Караулов опять продолжал:
– И ежели здраво посмотреть, то предложение Голенастова никакой вам выгоды не представляет.
– Мое дело, – отвечала Надежда Ларионовна.
– Нет, в самом деле… Вы рассчитайте: четыреста рублей только на три месяца – тысячу двести. Двести рублей мне неустойки должны заплатить, да на проезд в Курск потратитесь, потом назад.
– Зато цену себе подниму.
– Ложный взгляд, ложный взгляд. А у меня зиму и лето будете получать по сто двадцати пяти рублей да два бенефиса – зимой бенефис и летом. И все это сидя на месте, никуда не выезжая.
– Под лежачий камень и вода не течет.
– Неверный расчет, неверный расчет, – качал головой Караулов. – И наконец, примите в соображение, что у вас здесь обожатель, а там вы приедете в незнакомый город.
– Гм… Таких-то обожателей я там десятерых найду. Хорош обожатель! Только сегодня-то на хорошую вещь и расщедрился.
– Погодите, Надежда Ларионовна… Все вам теперь будет, все… Все, что только ваша душенька запросит, – сказал Костя.
– Слышали мы уж это, слышали. Когда-то еще улита поедет да когда-то приедет.
– Просите, Константин Павлыч, просите, – толкнул Караулов Костю.
– Да я уж и не знаю, как готов умолять.
– Не умолите.

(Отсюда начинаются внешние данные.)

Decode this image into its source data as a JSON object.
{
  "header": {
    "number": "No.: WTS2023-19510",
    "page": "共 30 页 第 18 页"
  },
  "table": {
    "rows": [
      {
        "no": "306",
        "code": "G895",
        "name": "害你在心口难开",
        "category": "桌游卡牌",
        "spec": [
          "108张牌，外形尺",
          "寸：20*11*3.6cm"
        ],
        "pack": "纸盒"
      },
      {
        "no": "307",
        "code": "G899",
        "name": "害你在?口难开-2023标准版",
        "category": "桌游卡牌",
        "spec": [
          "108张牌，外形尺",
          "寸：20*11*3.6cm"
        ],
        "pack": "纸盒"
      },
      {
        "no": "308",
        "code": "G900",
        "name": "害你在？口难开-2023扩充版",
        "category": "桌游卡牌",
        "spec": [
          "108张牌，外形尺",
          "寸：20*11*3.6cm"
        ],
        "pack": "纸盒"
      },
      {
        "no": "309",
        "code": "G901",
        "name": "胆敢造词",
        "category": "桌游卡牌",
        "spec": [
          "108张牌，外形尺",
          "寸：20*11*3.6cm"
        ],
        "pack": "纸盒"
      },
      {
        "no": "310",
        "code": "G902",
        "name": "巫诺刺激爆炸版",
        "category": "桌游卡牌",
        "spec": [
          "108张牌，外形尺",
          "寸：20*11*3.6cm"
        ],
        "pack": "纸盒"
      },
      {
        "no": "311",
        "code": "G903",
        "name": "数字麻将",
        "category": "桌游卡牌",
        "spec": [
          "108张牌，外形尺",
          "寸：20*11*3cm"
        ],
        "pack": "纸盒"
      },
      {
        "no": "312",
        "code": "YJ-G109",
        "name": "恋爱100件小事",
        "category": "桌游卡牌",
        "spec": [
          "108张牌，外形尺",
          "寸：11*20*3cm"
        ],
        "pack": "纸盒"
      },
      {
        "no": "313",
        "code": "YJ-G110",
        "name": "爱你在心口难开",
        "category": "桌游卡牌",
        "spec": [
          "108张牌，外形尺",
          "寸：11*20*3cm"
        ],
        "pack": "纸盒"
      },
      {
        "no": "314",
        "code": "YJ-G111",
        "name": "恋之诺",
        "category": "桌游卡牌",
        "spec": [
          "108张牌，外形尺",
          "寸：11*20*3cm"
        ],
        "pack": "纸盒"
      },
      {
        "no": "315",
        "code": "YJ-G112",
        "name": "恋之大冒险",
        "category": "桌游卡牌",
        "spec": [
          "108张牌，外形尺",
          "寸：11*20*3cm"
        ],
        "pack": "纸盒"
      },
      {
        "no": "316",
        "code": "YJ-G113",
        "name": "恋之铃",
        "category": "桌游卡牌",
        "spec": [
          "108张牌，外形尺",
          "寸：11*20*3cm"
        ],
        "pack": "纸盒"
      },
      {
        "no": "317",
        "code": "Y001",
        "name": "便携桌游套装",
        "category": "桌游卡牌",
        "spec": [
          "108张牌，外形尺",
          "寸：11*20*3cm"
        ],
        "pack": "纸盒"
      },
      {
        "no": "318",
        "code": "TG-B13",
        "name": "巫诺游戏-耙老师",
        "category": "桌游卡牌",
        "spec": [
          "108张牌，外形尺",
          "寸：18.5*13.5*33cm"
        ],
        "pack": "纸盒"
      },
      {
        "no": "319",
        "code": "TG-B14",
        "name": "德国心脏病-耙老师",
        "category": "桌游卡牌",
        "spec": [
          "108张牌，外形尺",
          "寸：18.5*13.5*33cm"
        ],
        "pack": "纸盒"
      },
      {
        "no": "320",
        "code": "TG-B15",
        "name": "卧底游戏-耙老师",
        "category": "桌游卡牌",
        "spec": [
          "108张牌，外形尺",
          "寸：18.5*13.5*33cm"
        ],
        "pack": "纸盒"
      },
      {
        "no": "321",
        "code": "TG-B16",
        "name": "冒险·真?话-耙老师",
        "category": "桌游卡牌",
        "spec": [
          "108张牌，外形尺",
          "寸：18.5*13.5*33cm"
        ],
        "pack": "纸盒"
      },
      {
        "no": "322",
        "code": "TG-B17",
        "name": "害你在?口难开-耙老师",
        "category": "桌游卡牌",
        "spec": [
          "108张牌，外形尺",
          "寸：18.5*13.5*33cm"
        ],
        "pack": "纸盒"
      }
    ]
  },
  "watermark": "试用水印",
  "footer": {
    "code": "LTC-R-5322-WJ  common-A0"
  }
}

Съезжу на три месяца, помотаюсь там, вернусь сюда, так тогда смотрите, как меня ценить будете! – Незаметно.
Надежда Ларионовна сидела около открытой бонбоньерки, присланной ей перед спектаклем Карауловым и, не смотря ни на кого, равнодушно ела конфекты.
– Ну, хорошо, Надежда Ларионовна, я вам сто пятьдесят рублей в месяц дам! – сказал Караулов и махнул рукой. – Вы торгуетесь, как жид. Давайте четыреста и бенефис.
– Удавиться надо, если дать четыреста. Помилуйте, из каких доходов? – пожал плечами Караулов.
– На Соньку же вашу тратите рублей полтораста денег – вот эти деньги мне.
– Никогда… Ничуть… Софья Семеновна у меня в черном теле.
– Недавно еще ей бриллиантовую браслетку подарили…
– Да уж это так только… За верную службу… И то потому, что жиды в рассрочку дали.
– У вас все жиды… А по-моему, жиды – самые хорошие люди, коли они деньги и вещи в долг дают. Вот возьмите у них и для меня в рассрочку.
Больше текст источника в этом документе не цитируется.